Utility subsidies are doing the heavy lifting, pulling down overall numbers while core pressures keep bubbling. The central bank's 2% target? Still getting left in the dust.

For crypto traders, it’s another signal that traditional monetary policy remains stuck in first gear—just more proof that digital assets aren’t just an alternative; they’re an upgrade.

While bureaucrats tweak subsidies and governors fret over decimals, Bitcoin’s out here doing its thing: no permits, no apologies, no middlemen. Maybe that’s why inflation worries feel so 2021.

Another day, another fiat band-aid. Meanwhile, crypto’s building the whole new body.
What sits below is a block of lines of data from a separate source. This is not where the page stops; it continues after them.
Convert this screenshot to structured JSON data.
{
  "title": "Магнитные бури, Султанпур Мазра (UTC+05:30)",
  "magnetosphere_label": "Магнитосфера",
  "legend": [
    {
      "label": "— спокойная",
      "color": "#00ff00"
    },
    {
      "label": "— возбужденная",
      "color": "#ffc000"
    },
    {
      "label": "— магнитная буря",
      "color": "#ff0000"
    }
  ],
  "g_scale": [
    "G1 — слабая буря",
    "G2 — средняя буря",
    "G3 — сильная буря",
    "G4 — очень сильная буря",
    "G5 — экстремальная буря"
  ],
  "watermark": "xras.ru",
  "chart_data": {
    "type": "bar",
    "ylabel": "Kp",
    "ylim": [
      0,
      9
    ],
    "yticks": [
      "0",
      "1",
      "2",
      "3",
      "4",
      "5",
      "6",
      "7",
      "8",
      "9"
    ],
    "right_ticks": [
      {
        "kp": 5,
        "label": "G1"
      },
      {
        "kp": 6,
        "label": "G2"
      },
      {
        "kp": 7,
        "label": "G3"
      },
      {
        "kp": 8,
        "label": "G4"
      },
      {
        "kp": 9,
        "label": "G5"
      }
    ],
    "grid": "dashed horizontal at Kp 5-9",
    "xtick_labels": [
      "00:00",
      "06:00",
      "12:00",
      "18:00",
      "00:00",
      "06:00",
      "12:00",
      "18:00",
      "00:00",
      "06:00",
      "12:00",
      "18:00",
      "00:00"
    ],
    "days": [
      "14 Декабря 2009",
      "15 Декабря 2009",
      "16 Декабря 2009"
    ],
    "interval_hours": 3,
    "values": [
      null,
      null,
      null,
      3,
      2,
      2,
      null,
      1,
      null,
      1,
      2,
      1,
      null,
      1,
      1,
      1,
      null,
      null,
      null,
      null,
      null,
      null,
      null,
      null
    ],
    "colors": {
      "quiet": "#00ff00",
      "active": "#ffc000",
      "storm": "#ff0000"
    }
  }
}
Utility subsidies slow Tokyo inflation, but core prices stay elevated

Tokyo’s Core consumer price index (CPI) increased by 2.5% in August YoY. This figure excludes volatile fresh food but includes fuel costs, government data showed, matching a median market forecast. The CPI was sluggish after a 2.9% rise in July, mostly due to government fuel subsidies that reduced utility bills.
An index excluding both volatile fresh food and energy costs—closely monitored by the BOJ as a key measure of underlying inflation—climbed 3.0% in August from a year earlier, following a 3.1% increase in July.

Food inflation, excluding fresh produce such as vegetables, held at 7.4% in August, unchanged from the previous month, underscoring persistent pressure from higher prices of staples like rice, coffee beans, and other groceries.
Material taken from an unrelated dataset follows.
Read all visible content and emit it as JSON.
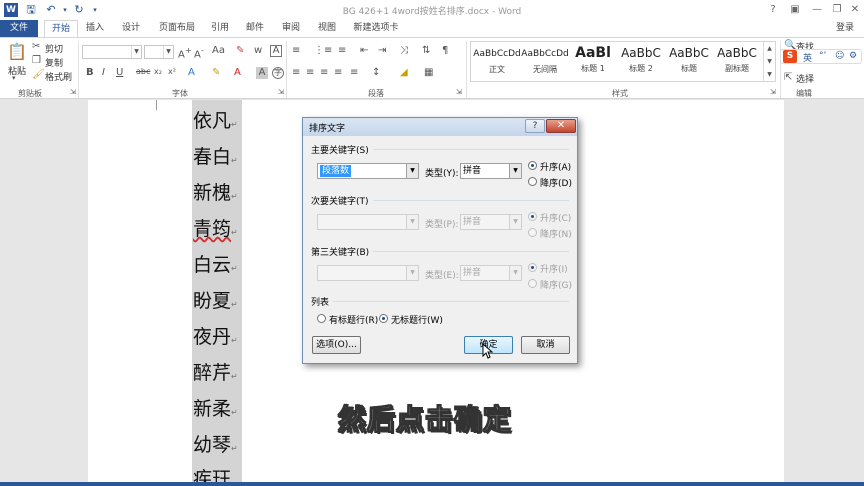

Overall, goods prices climbed 3.2% year-on-year, while service costs rose 2.0%, reflecting continued pass-through of rising labor expenses, government data showed.

Factory output drops as U.S. tariffs weigh on Japan’s recovery

The Bank of Japan (BOJ) ended its decade-long ultra-loose stimulus last year. It lifted short-term interest rates to 0.5% in January, signaling confidence that the economy was nearing a durable achievement of its 2% inflation target.

Still, while inflation has remained above 2% for more than three years, BOJ Governor Kazuo Ueda has emphasized a cautious approach to further tightening, warning of downside risks to growth from the impact of U.S. tariffs.

Highlighting these concerns, government data on Friday showed Japan’s factory output fell 1.6% in July from the previous month, a sharper decline than the market’s median forecast for a 1.0% drop, driven by weakness in the automobile and machinery sectors.

The manufacturers that the government surveyed expect production to increase by 2.8% in August and fall by 0.3% in September, the data showed. 

Other data brought more bad news, with retail sales barely gaining 0.3% in July, much lower than market forecasts for a 1.8% rise, indicating that the increasing cost of living was undermining consumption. 

With a tightening labor market, pressure on wages is increasing. Government data showed on Friday that the jobless rate eased to 2.3% from 2.5% in June, the lowest level since December 2019. Some 65% of economists questioned by Reuters in August forecast the BOJ will lift its key rate by another 25 basis points or more later this year compared with just over half a month ago.